Text vectorization

Overview

LLMs can be used solely for data preprocessing by embedding a chunk of text of arbitrary length to a fixed-dimensional vector, that can be further used with virtually any model (e.g. classification, regression, clustering, etc.).

Example 1: Embedding the text

from skllm.models.gpt.vectorization import GPTVectorizer

vectorizer = GPTVectorizer(batch_size=2)
X = vectorizer.fit_transform(["This is a text", "This is another text"])

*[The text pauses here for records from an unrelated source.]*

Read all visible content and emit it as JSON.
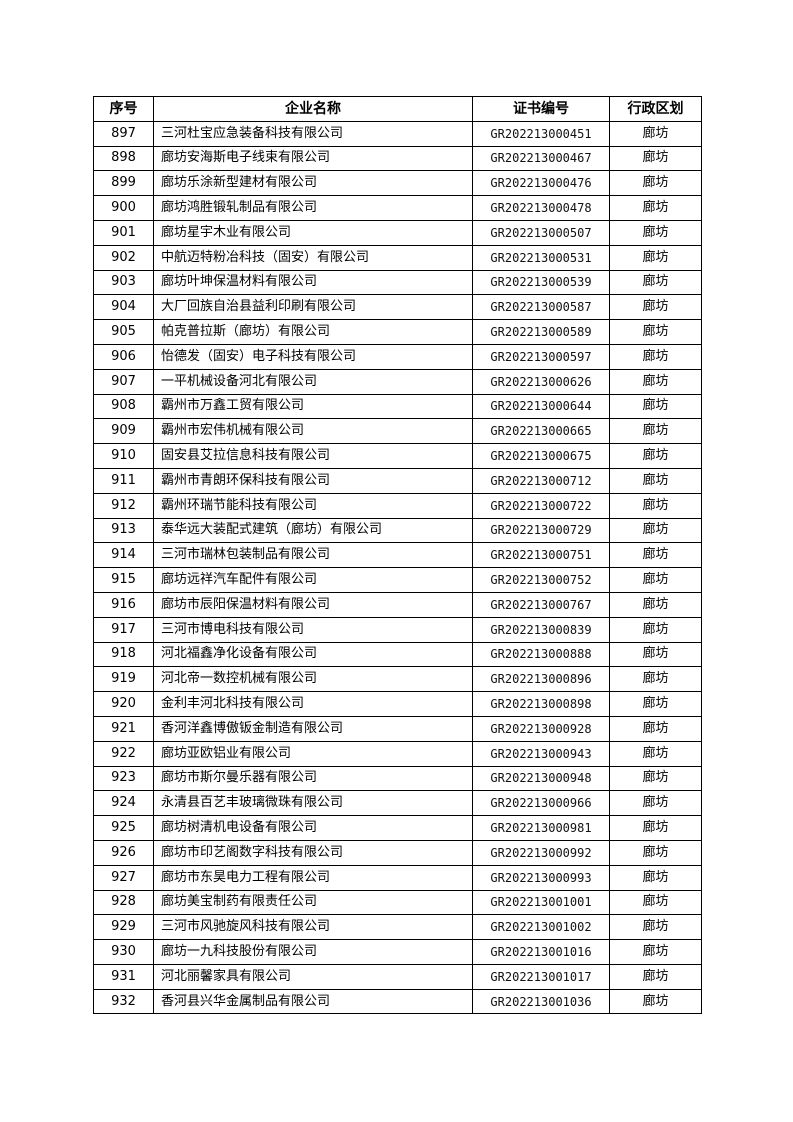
{
  "table": {
    "headers": [
      "序号",
      "企业名称",
      "证书编号",
      "行政区划"
    ],
    "rows": [
      [
        "897",
        "三河杜宝应急装备科技有限公司",
        "GR202213000451",
        "廊坊"
      ],
      [
        "898",
        "廊坊安海斯电子线束有限公司",
        "GR202213000467",
        "廊坊"
      ],
      [
        "899",
        "廊坊乐涂新型建材有限公司",
        "GR202213000476",
        "廊坊"
      ],
      [
        "900",
        "廊坊鸿胜锻轧制品有限公司",
        "GR202213000478",
        "廊坊"
      ],
      [
        "901",
        "廊坊星宇木业有限公司",
        "GR202213000507",
        "廊坊"
      ],
      [
        "902",
        "中航迈特粉冶科技（固安）有限公司",
        "GR202213000531",
        "廊坊"
      ],
      [
        "903",
        "廊坊叶坤保温材料有限公司",
        "GR202213000539",
        "廊坊"
      ],
      [
        "904",
        "大厂回族自治县益利印刷有限公司",
        "GR202213000587",
        "廊坊"
      ],
      [
        "905",
        "帕克普拉斯（廊坊）有限公司",
        "GR202213000589",
        "廊坊"
      ],
      [
        "906",
        "怡德发（固安）电子科技有限公司",
        "GR202213000597",
        "廊坊"
      ],
      [
        "907",
        "一平机械设备河北有限公司",
        "GR202213000626",
        "廊坊"
      ],
      [
        "908",
        "霸州市万鑫工贸有限公司",
        "GR202213000644",
        "廊坊"
      ],
      [
        "909",
        "霸州市宏伟机械有限公司",
        "GR202213000665",
        "廊坊"
      ],
      [
        "910",
        "固安县艾拉信息科技有限公司",
        "GR202213000675",
        "廊坊"
      ],
      [
        "911",
        "霸州市青朗环保科技有限公司",
        "GR202213000712",
        "廊坊"
      ],
      [
        "912",
        "霸州环瑞节能科技有限公司",
        "GR202213000722",
        "廊坊"
      ],
      [
        "913",
        "泰华远大装配式建筑（廊坊）有限公司",
        "GR202213000729",
        "廊坊"
      ],
      [
        "914",
        "三河市瑞林包装制品有限公司",
        "GR202213000751",
        "廊坊"
      ],
      [
        "915",
        "廊坊远祥汽车配件有限公司",
        "GR202213000752",
        "廊坊"
      ],
      [
        "916",
        "廊坊市辰阳保温材料有限公司",
        "GR202213000767",
        "廊坊"
      ],
      [
        "917",
        "三河市博电科技有限公司",
        "GR202213000839",
        "廊坊"
      ],
      [
        "918",
        "河北福鑫净化设备有限公司",
        "GR202213000888",
        "廊坊"
      ],
      [
        "919",
        "河北帝一数控机械有限公司",
        "GR202213000896",
        "廊坊"
      ],
      [
        "920",
        "金利丰河北科技有限公司",
        "GR202213000898",
        "廊坊"
      ],
      [
        "921",
        "香河洋鑫博傲钣金制造有限公司",
        "GR202213000928",
        "廊坊"
      ],
      [
        "922",
        "廊坊亚欧铝业有限公司",
        "GR202213000943",
        "廊坊"
      ],
      [
        "923",
        "廊坊市斯尔曼乐器有限公司",
        "GR202213000948",
        "廊坊"
      ],
      [
        "924",
        "永清县百艺丰玻璃微珠有限公司",
        "GR202213000966",
        "廊坊"
      ],
      [
        "925",
        "廊坊树清机电设备有限公司",
        "GR202213000981",
        "廊坊"
      ],
      [
        "926",
        "廊坊市印艺阁数字科技有限公司",
        "GR202213000992",
        "廊坊"
      ],
      [
        "927",
        "廊坊市东昊电力工程有限公司",
        "GR202213000993",
        "廊坊"
      ],
      [
        "928",
        "廊坊美宝制药有限责任公司",
        "GR202213001001",
        "廊坊"
      ],
      [
        "929",
        "三河市风驰旋风科技有限公司",
        "GR202213001002",
        "廊坊"
      ],
      [
        "930",
        "廊坊一九科技股份有限公司",
        "GR202213001016",
        "廊坊"
      ],
      [
        "931",
        "河北丽馨家具有限公司",
        "GR202213001017",
        "廊坊"
      ],
      [
        "932",
        "香河县兴华金属制品有限公司",
        "GR202213001036",
        "廊坊"
      ]
    ]
  }
}
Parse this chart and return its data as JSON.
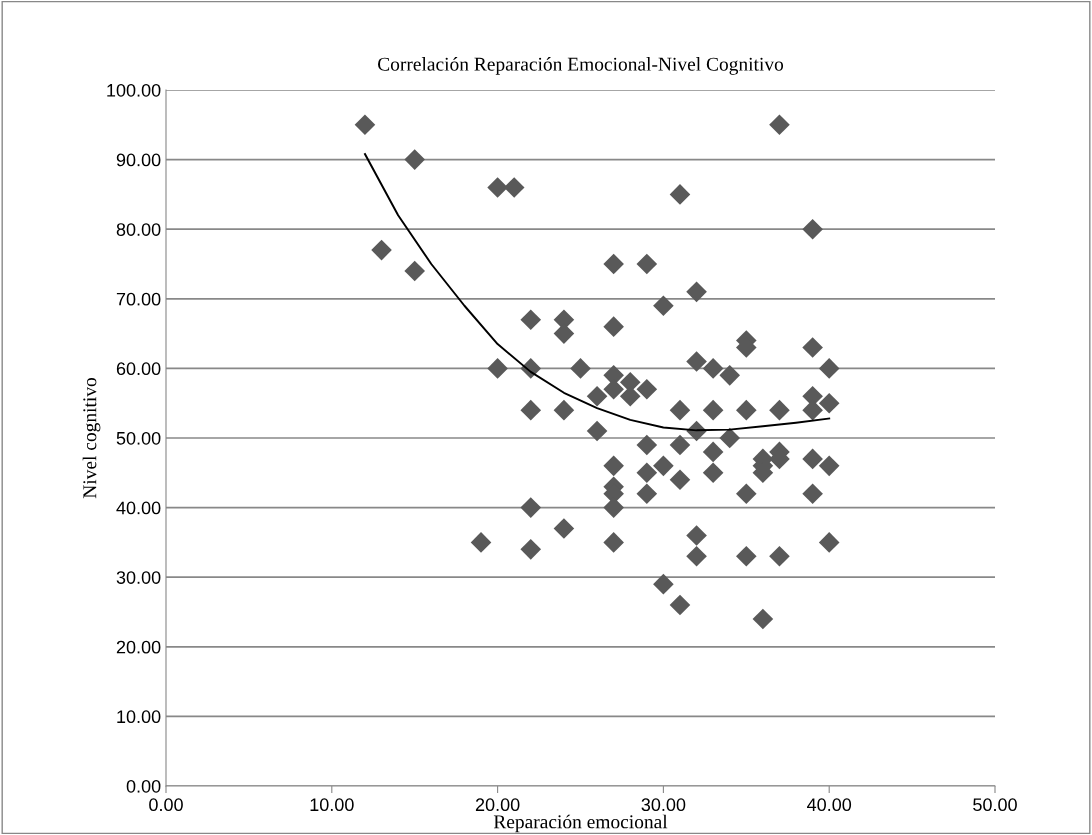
{
  "chart_data": {
    "type": "scatter",
    "title": "Correlación Reparación Emocional-Nivel Cognitivo",
    "xlabel": "Reparación emocional",
    "ylabel": "Nivel cognitivo",
    "xlim": [
      0,
      50
    ],
    "ylim": [
      0,
      100
    ],
    "xticks": [
      {
        "value": 0,
        "label": "0.00"
      },
      {
        "value": 10,
        "label": "10.00"
      },
      {
        "value": 20,
        "label": "20.00"
      },
      {
        "value": 30,
        "label": "30.00"
      },
      {
        "value": 40,
        "label": "40.00"
      },
      {
        "value": 50,
        "label": "50.00"
      }
    ],
    "yticks": [
      {
        "value": 0,
        "label": "0.00"
      },
      {
        "value": 10,
        "label": "10.00"
      },
      {
        "value": 20,
        "label": "20.00"
      },
      {
        "value": 30,
        "label": "30.00"
      },
      {
        "value": 40,
        "label": "40.00"
      },
      {
        "value": 50,
        "label": "50.00"
      },
      {
        "value": 60,
        "label": "60.00"
      },
      {
        "value": 70,
        "label": "70.00"
      },
      {
        "value": 80,
        "label": "80.00"
      },
      {
        "value": 90,
        "label": "90.00"
      },
      {
        "value": 100,
        "label": "100.00"
      }
    ],
    "grid": "y",
    "marker": "diamond",
    "series": [
      {
        "color": "#595959",
        "x": [
          12,
          13,
          15,
          15,
          19,
          20,
          20,
          21,
          22,
          22,
          22,
          22,
          22,
          24,
          24,
          24,
          24,
          25,
          26,
          26,
          27,
          27,
          27,
          27,
          27,
          27,
          27,
          27,
          27,
          28,
          28,
          29,
          29,
          29,
          29,
          29,
          30,
          30,
          30,
          31,
          31,
          31,
          31,
          31,
          32,
          32,
          32,
          32,
          32,
          33,
          33,
          33,
          33,
          34,
          34,
          35,
          35,
          35,
          35,
          35,
          36,
          36,
          36,
          36,
          37,
          37,
          37,
          37,
          37,
          39,
          39,
          39,
          39,
          39,
          39,
          40,
          40,
          40,
          40
        ],
        "values": [
          95,
          77,
          90,
          74,
          35,
          86,
          60,
          86,
          67,
          60,
          54,
          40,
          34,
          67,
          65,
          54,
          37,
          60,
          56,
          51,
          75,
          66,
          59,
          57,
          46,
          43,
          42,
          40,
          35,
          58,
          56,
          75,
          57,
          49,
          45,
          42,
          69,
          46,
          29,
          85,
          54,
          49,
          44,
          26,
          71,
          61,
          51,
          36,
          33,
          60,
          54,
          48,
          45,
          59,
          50,
          64,
          63,
          54,
          42,
          33,
          47,
          46,
          45,
          24,
          95,
          54,
          48,
          47,
          33,
          80,
          63,
          56,
          54,
          47,
          42,
          60,
          55,
          46,
          35
        ]
      },
      {
        "type": "line",
        "color": "#000000",
        "marker": "none",
        "line_style": "solid",
        "x": [
          12,
          14,
          16,
          18,
          20,
          22,
          24,
          26,
          28,
          30,
          32,
          34,
          36,
          38,
          40
        ],
        "values": [
          90.8,
          82,
          75,
          69,
          63.5,
          59.5,
          56.5,
          54.3,
          52.6,
          51.5,
          51.1,
          51.2,
          51.7,
          52.2,
          52.8
        ]
      }
    ]
  }
}
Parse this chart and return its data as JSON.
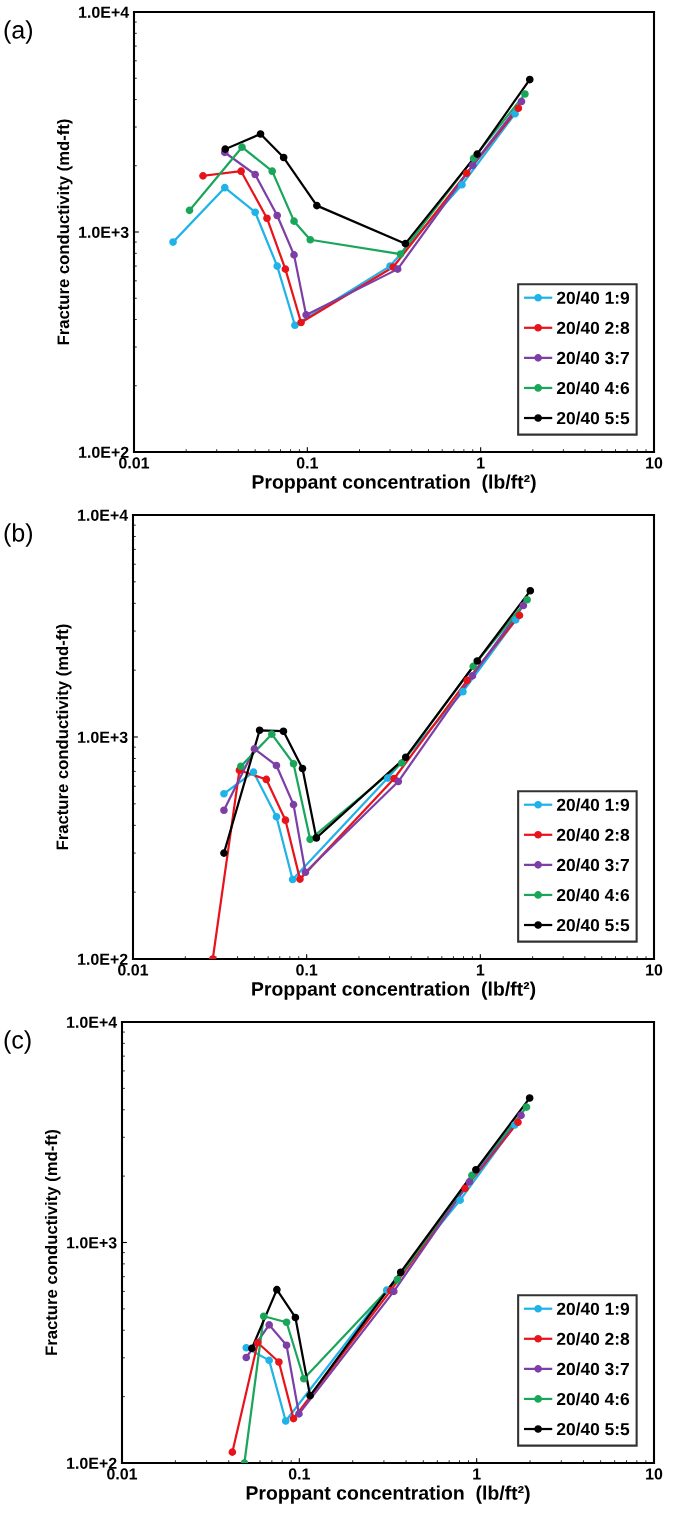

Example 2: Combining the vectorizer with the XGBoost classifier in a scikit-learn pipeline

from sklearn.pipeline import Pipeline
from sklearn.preprocessing import LabelEncoder
from xgboost import XGBClassifier

le = LabelEncoder()
y_train_encoded = le.fit_transform(y_train)
y_test_encoded = le.transform(y_test)

steps = [("GPT", GPTVectorizer()), ("Clf", XGBClassifier())]
clf = Pipeline(steps)
clf.fit(X_train, y_train_encoded)
yh = clf.predict(X_test)

API Reference

The following API reference only lists the parameters needed for the initialization of the estimator. The remaining methods follow the syntax of a scikit-learn transformer.

GPTVectorizer

from skllm.models.gpt.vectorization import GPTVectorizer

Parameter	Type	Description
`model`	`str`	Model to use, by default "text-embedding-3-small".
`batch_size`	`int`	Number of samples per request, by default 1.
`key`	`Optional[str]`	Estimator-specific API key; if None, retrieved from the global config, by default None.
`org`	`Optional[str]`	Estimator-specific ORG key; if None, retrieved from the global config, by default None.